Egypt undertook exchange rate, monetary and fiscal measures in response to adverse global developments (including soaring prices and tightening financial conditions), aggravated by the war in Ukraine. Yet, these policy actions also reflect underlying structural challenges. The surge in growth to 9% in H1-FY2021/22 (supported by rebounds in export-oriented sectors) is expected to slow down gradually through FY2022/23. Reforms to enhance private investment, exports and FDI remain crucial for the economy’s resilience and competitiveness.
On March 21, the Central Bank of Egypt (CBE) allowed the exchange rate to depreciate overnight by around 16% to stem the widening net exports deficit, and raised policy rates by 100 basis points to curb inflation and contain portfolio outflows. Meanwhile, the government introduced a mitigation package worth LE130 billion (1.6% of FY2022/23 GDP) to alleviate the impact of the rising prices through hikes to public sector wages and pensions, tax measures, and expanding coverage of the cash transfer programs, among other measures.
The recent surge in economic activity has set Egypt on track to achieve growth of 5.5% in FY2021/22. However, base effects and the demand overshoot are expected to start tapering off and economic activity will be adversely affected by the repercussions of the war in Ukraine. Thus, growth is expected to slow down in FY2022/23.

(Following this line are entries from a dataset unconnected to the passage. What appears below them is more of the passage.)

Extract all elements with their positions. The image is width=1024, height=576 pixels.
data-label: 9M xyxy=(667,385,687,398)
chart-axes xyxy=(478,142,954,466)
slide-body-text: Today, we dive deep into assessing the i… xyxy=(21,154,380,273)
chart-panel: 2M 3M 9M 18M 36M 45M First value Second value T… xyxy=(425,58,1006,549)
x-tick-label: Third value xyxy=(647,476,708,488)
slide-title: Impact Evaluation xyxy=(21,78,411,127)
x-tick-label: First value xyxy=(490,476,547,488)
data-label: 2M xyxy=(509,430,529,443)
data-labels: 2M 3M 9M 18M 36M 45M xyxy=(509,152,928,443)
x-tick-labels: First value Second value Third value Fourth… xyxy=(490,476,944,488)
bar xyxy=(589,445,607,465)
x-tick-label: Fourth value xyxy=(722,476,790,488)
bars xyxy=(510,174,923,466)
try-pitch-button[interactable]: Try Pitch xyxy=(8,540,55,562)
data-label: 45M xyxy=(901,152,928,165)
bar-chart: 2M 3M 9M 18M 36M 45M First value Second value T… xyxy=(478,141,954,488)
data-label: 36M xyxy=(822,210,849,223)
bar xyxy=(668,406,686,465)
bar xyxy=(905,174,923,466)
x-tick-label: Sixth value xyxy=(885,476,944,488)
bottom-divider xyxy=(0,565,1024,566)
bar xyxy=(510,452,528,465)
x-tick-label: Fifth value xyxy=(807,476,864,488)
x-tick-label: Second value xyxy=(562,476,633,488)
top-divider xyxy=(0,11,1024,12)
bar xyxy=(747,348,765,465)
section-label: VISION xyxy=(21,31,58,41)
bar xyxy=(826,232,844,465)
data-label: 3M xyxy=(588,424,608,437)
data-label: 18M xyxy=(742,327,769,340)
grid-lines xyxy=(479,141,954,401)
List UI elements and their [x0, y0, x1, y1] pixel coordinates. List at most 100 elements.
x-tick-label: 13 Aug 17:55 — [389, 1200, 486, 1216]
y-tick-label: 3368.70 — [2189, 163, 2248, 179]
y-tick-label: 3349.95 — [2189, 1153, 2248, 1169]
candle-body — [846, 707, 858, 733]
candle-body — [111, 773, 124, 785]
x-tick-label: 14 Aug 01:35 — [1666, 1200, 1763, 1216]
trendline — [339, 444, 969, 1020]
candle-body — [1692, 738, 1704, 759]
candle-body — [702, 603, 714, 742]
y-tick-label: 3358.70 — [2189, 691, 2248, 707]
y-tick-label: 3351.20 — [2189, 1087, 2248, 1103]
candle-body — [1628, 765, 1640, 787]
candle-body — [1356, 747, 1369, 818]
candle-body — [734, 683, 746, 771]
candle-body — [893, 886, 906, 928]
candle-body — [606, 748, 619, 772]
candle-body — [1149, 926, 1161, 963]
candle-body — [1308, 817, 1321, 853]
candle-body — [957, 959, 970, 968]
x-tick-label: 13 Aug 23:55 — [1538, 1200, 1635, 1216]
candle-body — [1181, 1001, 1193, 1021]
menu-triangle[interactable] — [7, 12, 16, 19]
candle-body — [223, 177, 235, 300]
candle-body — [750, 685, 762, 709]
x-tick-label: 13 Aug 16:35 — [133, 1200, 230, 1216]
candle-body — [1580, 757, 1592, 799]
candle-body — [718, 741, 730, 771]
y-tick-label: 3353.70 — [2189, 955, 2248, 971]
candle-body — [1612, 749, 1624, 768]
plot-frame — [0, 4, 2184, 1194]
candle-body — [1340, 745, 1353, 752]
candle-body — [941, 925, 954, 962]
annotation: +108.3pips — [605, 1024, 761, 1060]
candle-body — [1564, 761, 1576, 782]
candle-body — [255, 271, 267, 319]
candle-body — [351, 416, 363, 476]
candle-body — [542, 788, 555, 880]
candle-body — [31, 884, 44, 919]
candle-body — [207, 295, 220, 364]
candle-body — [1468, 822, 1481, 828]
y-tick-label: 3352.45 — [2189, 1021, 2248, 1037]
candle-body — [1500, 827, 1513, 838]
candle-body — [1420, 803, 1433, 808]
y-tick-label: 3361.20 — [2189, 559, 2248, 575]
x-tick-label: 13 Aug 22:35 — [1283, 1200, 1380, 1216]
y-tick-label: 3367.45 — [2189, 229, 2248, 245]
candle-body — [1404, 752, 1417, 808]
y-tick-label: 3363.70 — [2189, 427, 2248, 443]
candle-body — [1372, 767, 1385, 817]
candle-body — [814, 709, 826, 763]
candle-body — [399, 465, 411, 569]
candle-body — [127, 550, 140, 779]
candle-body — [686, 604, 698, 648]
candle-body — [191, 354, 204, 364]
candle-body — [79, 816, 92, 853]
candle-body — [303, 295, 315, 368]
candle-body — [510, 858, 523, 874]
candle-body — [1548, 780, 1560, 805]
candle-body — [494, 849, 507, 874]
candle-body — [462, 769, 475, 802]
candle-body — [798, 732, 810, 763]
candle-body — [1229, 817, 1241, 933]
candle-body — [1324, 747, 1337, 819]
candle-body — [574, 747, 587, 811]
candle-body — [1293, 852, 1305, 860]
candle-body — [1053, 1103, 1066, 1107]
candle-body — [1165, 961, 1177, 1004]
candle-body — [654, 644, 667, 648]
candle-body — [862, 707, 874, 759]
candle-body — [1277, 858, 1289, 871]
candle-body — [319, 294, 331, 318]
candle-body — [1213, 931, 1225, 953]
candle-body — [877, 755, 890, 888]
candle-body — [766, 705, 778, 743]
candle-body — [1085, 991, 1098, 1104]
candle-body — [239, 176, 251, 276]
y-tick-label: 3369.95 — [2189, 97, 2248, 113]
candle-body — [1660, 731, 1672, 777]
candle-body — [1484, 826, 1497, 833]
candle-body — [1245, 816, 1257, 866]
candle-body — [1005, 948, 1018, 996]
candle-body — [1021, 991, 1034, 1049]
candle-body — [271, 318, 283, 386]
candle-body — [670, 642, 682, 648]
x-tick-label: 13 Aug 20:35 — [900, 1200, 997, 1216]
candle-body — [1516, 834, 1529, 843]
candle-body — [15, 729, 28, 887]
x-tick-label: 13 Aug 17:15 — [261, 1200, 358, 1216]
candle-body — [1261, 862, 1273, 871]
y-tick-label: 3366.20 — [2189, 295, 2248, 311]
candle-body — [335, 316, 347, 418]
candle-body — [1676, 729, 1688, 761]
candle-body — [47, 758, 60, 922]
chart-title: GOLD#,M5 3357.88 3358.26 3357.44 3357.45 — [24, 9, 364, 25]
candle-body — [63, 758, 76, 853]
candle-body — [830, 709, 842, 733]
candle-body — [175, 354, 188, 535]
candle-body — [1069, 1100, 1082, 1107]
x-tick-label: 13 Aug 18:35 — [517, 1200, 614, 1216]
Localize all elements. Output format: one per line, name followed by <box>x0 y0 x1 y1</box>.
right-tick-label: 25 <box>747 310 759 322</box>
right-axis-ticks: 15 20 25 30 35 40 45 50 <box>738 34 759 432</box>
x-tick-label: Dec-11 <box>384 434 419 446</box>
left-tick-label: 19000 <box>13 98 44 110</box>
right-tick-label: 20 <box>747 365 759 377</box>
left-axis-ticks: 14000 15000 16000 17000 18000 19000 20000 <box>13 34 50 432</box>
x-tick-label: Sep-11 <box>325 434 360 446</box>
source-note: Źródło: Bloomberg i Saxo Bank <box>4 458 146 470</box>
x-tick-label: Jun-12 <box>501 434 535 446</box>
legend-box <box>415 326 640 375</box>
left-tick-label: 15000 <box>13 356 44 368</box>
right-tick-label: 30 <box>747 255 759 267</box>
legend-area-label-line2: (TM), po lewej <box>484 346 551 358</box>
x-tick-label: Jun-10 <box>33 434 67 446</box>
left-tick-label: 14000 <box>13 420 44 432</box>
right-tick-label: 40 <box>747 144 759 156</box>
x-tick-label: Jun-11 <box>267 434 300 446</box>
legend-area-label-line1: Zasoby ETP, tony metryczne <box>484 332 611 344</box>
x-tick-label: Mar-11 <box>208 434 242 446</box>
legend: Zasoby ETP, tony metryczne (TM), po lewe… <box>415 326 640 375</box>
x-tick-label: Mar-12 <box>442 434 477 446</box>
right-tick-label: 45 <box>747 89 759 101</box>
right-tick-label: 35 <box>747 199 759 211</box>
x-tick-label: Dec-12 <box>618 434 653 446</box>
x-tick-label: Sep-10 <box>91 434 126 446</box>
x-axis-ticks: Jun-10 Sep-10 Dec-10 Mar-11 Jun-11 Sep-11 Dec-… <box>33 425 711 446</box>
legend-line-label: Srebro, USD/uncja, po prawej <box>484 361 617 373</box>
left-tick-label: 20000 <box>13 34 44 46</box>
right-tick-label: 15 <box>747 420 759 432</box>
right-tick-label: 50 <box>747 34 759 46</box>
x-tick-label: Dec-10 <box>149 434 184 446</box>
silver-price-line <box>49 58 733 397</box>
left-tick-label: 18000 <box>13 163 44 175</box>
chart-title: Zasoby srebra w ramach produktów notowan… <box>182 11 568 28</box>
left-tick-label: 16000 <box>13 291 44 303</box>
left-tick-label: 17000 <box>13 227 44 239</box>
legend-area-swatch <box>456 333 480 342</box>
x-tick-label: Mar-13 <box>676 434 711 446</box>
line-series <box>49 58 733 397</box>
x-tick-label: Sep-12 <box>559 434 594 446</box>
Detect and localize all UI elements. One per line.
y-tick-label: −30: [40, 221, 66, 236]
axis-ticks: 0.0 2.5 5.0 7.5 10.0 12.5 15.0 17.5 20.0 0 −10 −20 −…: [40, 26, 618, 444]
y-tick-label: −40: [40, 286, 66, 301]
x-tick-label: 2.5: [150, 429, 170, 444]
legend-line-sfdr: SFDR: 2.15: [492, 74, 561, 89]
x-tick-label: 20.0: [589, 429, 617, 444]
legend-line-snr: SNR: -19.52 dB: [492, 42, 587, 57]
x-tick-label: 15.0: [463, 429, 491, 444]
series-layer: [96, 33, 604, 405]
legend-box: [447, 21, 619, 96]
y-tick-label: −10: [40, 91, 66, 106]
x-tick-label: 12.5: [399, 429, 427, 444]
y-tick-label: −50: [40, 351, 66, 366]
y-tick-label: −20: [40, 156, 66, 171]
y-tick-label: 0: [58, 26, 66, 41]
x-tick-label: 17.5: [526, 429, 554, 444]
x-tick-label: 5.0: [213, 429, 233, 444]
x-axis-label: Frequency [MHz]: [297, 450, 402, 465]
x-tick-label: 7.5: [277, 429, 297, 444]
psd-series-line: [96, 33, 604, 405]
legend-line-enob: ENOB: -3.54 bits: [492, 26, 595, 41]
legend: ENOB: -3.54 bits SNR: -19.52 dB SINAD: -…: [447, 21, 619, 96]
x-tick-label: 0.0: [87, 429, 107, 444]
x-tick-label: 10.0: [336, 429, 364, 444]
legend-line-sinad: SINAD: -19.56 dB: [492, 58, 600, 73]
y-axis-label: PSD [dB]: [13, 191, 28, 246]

Going forward, enhancing public expenditure efficiency and revenue mobilization will be crucial to avail the fiscal space needed to advance human and physical capital for the population of above 103 million. Importantly, continuing to pursue structural reforms to unleash the private sector’s potential in higher value-added and export-oriented activities are necessary to create jobs, and improve living standards.